But I Don't Have Time!
But I Don't Have Time!
Overworked software professionals sometimes skip things they know they should do, because they "don't have time." In this week's column, Karl Wiegers asks you to think about what you really mean when you say you don't have time, and he cautions you to take time to make time.
"If you don't have time to do it right, when will you have time to do it over?" I internalized the message on this sign in my high school chemistry class. Cutting corners and skipping steps saves you time today, but often you pay a much greater price farther down the line when fixing the problems caused by haste.
This is especially true in our industry. Overworked software people often push back against suggestions of actions they might take to improve their chances of project and organizational success. They protest, "I'd really like to do that and I know I should, but I don't have time." But what's the real message? Let's see what the refrain of "But I don't have time!" might really mean.
"But I don't have time to hold a retrospective," declared the manager of a recently failed project, when my colleague suggested that it might be a good idea to reflect on what went wrong before they launched a second attempt. You could realistically interpret this message as, "We must get started on the next project immediately because it will take us so long to recover from making those same mistakes again."
"But I don't have time to identify risks and decide how to control them," another manager complained. He might have been thinking, "None of the bad things that happen to other people will happen to us." Hey, the risks are out there whether you choose to look for them or not. My personal preference is to fill in those parts of the map that are labeled "Here There Be Dragons."
I know someone who begins every new project by studying his organization's "lessons learned" repository. Then he charts a course based on the footsteps of those who have passed before. A project manager who doesn't have time to peruse the lessons learned has opted instead to wrestle with some of the same problems that previous managers have experienced.
You might have heard a manager say, "We don't have time to write a requirements specification." This person is relying on a mind meld to substitute for oral and written communication of the new system's requirements. The translation might be, "We need to start coding immediately so we have time later to change the system to really satisfy the users." This just doesn't seem efficient to me. Similarly, some customers resist participating in requirements elicitation, proclaiming that, "I don't have time to talk with you about my requirements. You should already know what I need." The clear message is, "The developers can use telepathy and clairvoyance to understand my business needs. If they miss the mark, I'll straighten them out after I see what they build as their first guess." You're going to get the customer feedback eventually. It's a lot less painful to get it before you've actually delivered the product.

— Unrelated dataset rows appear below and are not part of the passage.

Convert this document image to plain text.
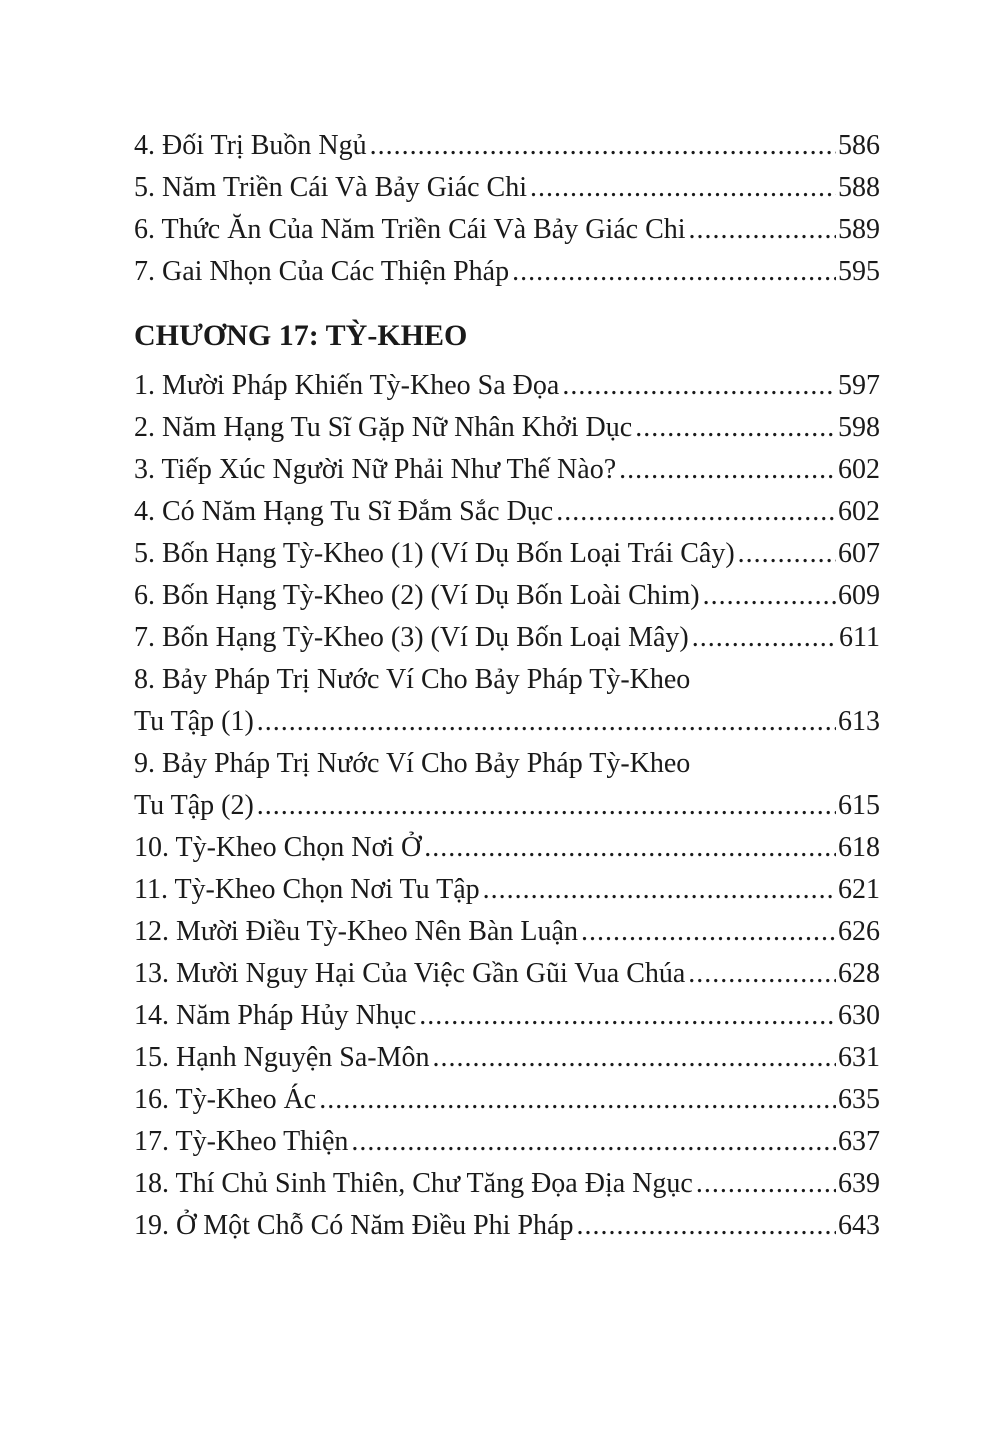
4. Đối Trị Buồn Ngủ .....	586
5. Năm Triền Cái Và Bảy Giác Chi .....	588
6. Thức Ăn Của Năm Triền Cái Và Bảy Giác Chi .....	589
7. Gai Nhọn Của Các Thiện Pháp .....	595
CHƯƠNG 17: TỲ-KHEO
1. Mười Pháp Khiến Tỳ-Kheo Sa Đọa .....	597
2. Năm Hạng Tu Sĩ Gặp Nữ Nhân Khởi Dục .....	598
3. Tiếp Xúc Người Nữ Phải Như Thế Nào? .....	602
4. Có Năm Hạng Tu Sĩ Đắm Sắc Dục .....	602
5. Bốn Hạng Tỳ-Kheo (1) (Ví Dụ Bốn Loại Trái Cây) .....	607
6. Bốn Hạng Tỳ-Kheo (2) (Ví Dụ Bốn Loài Chim) .....	609
7. Bốn Hạng Tỳ-Kheo (3) (Ví Dụ Bốn Loại Mây) .....	611
8. Bảy Pháp Trị Nước Ví Cho Bảy Pháp Tỳ-Kheo
Tu Tập (1) .....	613
9. Bảy Pháp Trị Nước Ví Cho Bảy Pháp Tỳ-Kheo
Tu Tập (2) .....	615
10. Tỳ-Kheo Chọn Nơi Ở .....	618
11. Tỳ-Kheo Chọn Nơi Tu Tập .....	621
12. Mười Điều Tỳ-Kheo Nên Bàn Luận .....	626
13. Mười Nguy Hại Của Việc Gần Gũi Vua Chúa .....	628
14. Năm Pháp Hủy Nhục .....	630
15. Hạnh Nguyện Sa-Môn .....	631
16. Tỳ-Kheo Ác .....	635
17. Tỳ-Kheo Thiện .....	637
18. Thí Chủ Sinh Thiên, Chư Tăng Đọa Địa Ngục .....	639
19. Ở Một Chỗ Có Năm Điều Phi Pháp .....	643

"I don't have time to do a technical feasibility evaluation," argued the harried developer. What he meant was that he would find plenty of time to rearchitect the system later when he couldn't satisfy the performance requirements. "We're doing rapid development here, so I don't have time to document my designs and code," is another developer mantra. Amazingly, maintenance staff (who are sometimes also the original developers) always seem to have time to reverse-engineer the design and requirements from the code when they have to make a change.
I get nervous when I hear a developer say, "I don't have time to do a bunch of design work. I need to get something running right away!" Could she really be saying, "I'll have lots of time later to refactor my initial design, thereby asymptotically approaching acceptable performance and satisfaction of the important quality attributes"?
What shall we think when we hear a developer say, "But I don't have time to hold a code inspection"? Does the developer believe that he'll need the time he saves by skipping the inspection to fix the bugs that the testers find in his code? Odds are he'll need many more hours for debugging than if he had subjected his code to the scrutiny of some colleagues before unleashing the testers on it.
You may not think you have time to spend on process improvement, either, but we all want the benefits of improved productivity and quality that can come from changing the ways we work. One seminar audience complained that they were being asked to do more work with fewer people. When I asked what the organization was doing to enable this outcome, the reply was "Nothing." There's never a convenient time to take the actions that we believe will pay big dividends. But the inconvenience of later fixes generally comes back with a vengeance. All you're doing is passing the inconvenience along to the customer, and then back to your developers when the complaints roll in.
To save time and money, beef up your development and management practices, invest in thorough requirements development, iterate on your designs, and review your code. That is, do all those things that people erroneously argue take too much time. When someone is debating the importance of these quality activities, you can respond, "But we don't have time to cut corners."